Sargent explains that this is a clear demonstration of Donald Trump’s stranglehold on the Republican Party, in that the GOP’s official position is now that the January 6 insurrectionists are “heroes and martyrs” who were merely engaged in “legitimate political discourse.” But I don’t think this is so much about Trump as it is about Republicans hear from the base. Individual Republicans might think assaulting the Capitol is not a legitimate exercise of the First Amendment, but they’re not finding much agreement on that from their constituents.
It might not be good politics to call people “deplorable,” but I’m not running for office. The Republican base is far more of a problem than the lawmakers who kowtow to them.
However, and I’ve said this many, many times in the past, political bases respond to good and bad leadership alike, and Trump is most definitely responsible for leading the average GOP voter into a land or moral decay and degeneracy. Things can and will turn around at some point. While I acknowledge that there’s not much individual congresspeople and senators can do on their own, there will come a time when someone other than Trump has pull and will have the opportunity to lead the right in a better direction.

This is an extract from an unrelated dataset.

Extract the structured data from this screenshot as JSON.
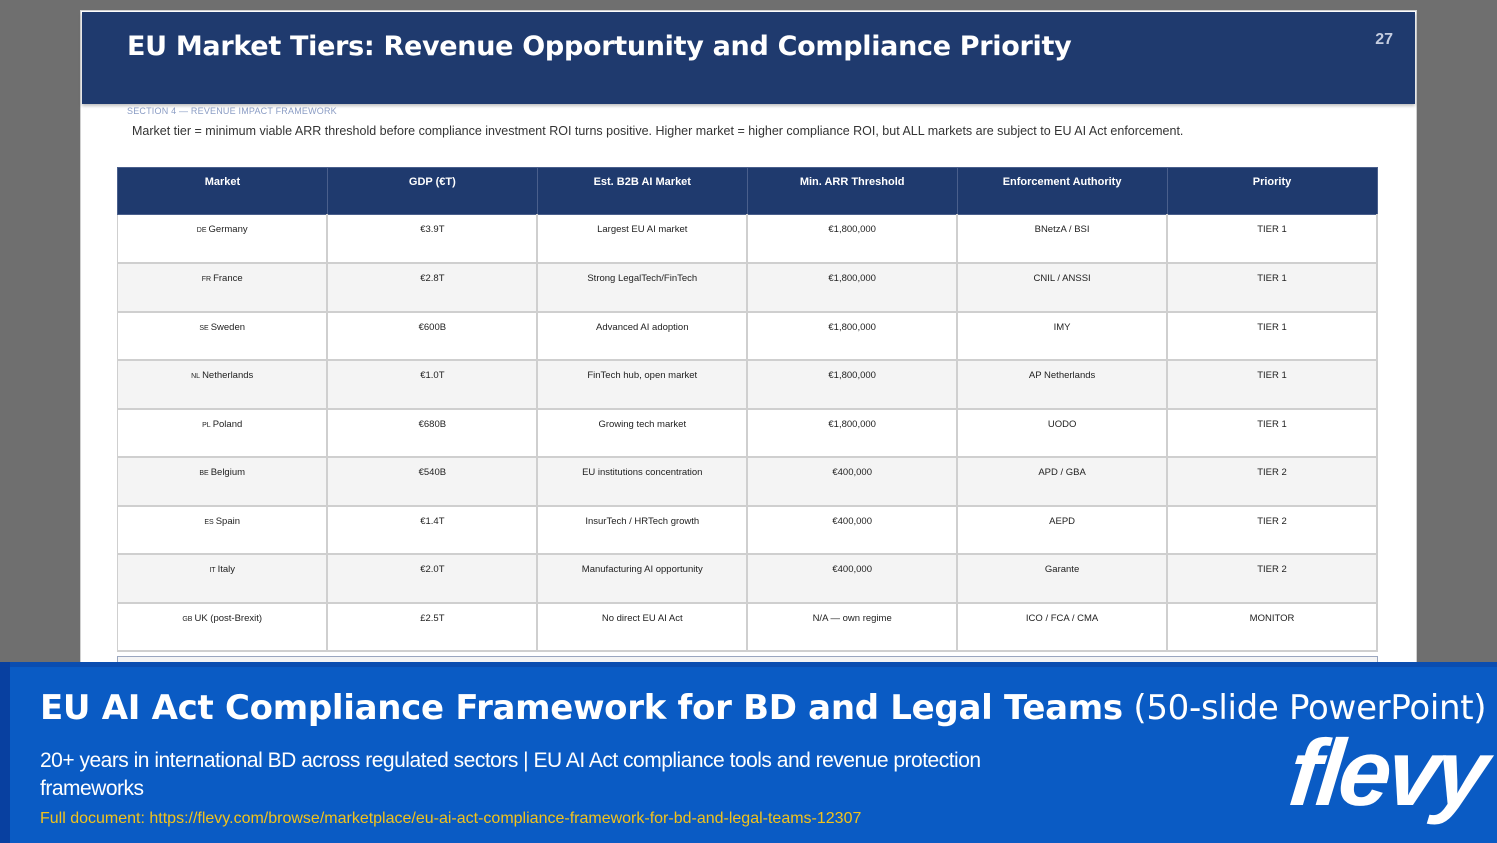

That time can arrive later or sooner, but I think the prerequisite is that Trump is held accountable in a very legal sense for what he’s done. As long as he’s considered a viable candidate, perhaps even the favorite, for the 2024 presidential election, then nothing is going to improve and I can guarantee that things will get rapidly worse.
The ex-military involved need to held accountable for violating their oaths to uphold our Constitution too.